The new president of Africa’s largest democracy, Nigeria, has used his inaugural address to make a major policy announcement to ease pressure on government finances.
Bola Tinubu said the decades-long subsidy on petroleum products was being scrapped.
“Fuel subsidy is gone,” he told a packed crowd in the capital, Abuja.
He won disputed elections with a promise to renew hope – but he faces tough economic and security challenges.
It is not clear when the new policy will kick in, but ending the subsidy will lead to a rise in the price of petrol and could have a knock-on effect on other prices.
Previous Nigerian governments have tried and failed to end the subsidy that was first introduced in the 1970s.
Despite its oil wealth, Nigeria is unable to refine enough crude to meet local demands so it imports petroleum products, which are then sold at a government-set price.
But the subsidy is a huge drain on public finances. Last year it gulped 4.3trn naira ($9.3bn; £7.5bn) and for the first half of this year, 3.36trn naira was budgeted for it.
The new president said the subsidy could no longer be justified and that the funds would instead be spent on public infrastructure and to improve the lives of people.
Mr Tinubu, 71, takes over from Muhammadu Buhari, who has stepped down at the end of his two terms.
He is under pressure to tackle the economic crisis.
Inflation is running at its highest rate for nearly 18 years, one in three people are unemployed and the output of the vital oil industry is shrinking.
Mr Tinubu acknowledged these challenges in his speech, saying his team would release its economic roadmap in the coming weeks but pointed out that interest rates were too high.
He won the election in February with 37% of the vote. His main rival Atiku Abubakar polled 29%, and Labour’s Peter Obi 25%.
Mr Tinubu’s victory is being challenged in court by the two opposition candidates.
They say the outcome was manipulated.
But Mr Tinubu said he was “spreading his hand across the political divide”, and described the election as hard-fought and of a better quality than previous ones.
He also said that women and young people would feature prominently in his administration and hinted at employing more security personnel to tackle the security crisis, which includes kidnappings for ransom.
As a former governor of Lagos, he revitalised Nigeria’s commercial hub – no easy job – and his allies say he will take the same technocratic and thoughtful approach to running the vast country of more than 200 million people.

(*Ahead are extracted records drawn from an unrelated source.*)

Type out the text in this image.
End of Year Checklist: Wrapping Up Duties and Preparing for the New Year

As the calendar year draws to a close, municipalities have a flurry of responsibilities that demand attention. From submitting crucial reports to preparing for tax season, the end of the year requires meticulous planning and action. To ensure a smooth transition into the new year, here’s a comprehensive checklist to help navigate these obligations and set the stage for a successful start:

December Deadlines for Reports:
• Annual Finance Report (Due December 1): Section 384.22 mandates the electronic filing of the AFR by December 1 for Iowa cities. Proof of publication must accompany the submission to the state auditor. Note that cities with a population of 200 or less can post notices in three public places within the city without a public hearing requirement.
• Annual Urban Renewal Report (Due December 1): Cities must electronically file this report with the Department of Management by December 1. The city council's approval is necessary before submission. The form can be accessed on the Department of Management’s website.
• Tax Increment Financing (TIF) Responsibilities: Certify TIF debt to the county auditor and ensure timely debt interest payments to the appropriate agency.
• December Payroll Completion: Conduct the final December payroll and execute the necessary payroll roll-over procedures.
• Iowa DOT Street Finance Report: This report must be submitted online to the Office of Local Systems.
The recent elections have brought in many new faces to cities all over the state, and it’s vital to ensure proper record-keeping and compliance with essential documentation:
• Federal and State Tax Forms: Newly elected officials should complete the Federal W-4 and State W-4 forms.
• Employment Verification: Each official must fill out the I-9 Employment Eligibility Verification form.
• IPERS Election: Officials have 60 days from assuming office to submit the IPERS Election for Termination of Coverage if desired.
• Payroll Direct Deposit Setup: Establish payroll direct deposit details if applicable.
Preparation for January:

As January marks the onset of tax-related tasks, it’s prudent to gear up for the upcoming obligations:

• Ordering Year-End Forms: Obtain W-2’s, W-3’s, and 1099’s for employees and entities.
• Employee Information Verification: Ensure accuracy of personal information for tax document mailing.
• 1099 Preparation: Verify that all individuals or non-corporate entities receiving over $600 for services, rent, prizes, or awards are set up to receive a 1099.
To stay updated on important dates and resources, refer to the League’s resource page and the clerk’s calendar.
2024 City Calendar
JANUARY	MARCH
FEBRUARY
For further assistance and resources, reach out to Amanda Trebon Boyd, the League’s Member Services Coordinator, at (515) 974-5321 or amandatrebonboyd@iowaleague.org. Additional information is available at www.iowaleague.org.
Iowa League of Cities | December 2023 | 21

But opponents of the new president say he has lost the vitality he used to forcefully modernise Lagos.
Since the election he has travelled abroad twice, raising questions about his health. In 2021 he spent months in London being treated for an undisclosed illness.
He has brushed off the criticism, saying the job does not require the fitness of an Olympic athlete – and his associates are quick to remind everyone that US President Joe Biden is older, at 80.
But if Mr Abubakar and Mr Obi have their way then Mr Tinubu may not be in power for very long.
The election tribunal is expected to start hearing the main arguments in their case on Tuesday and a ruling should be given within the next six months.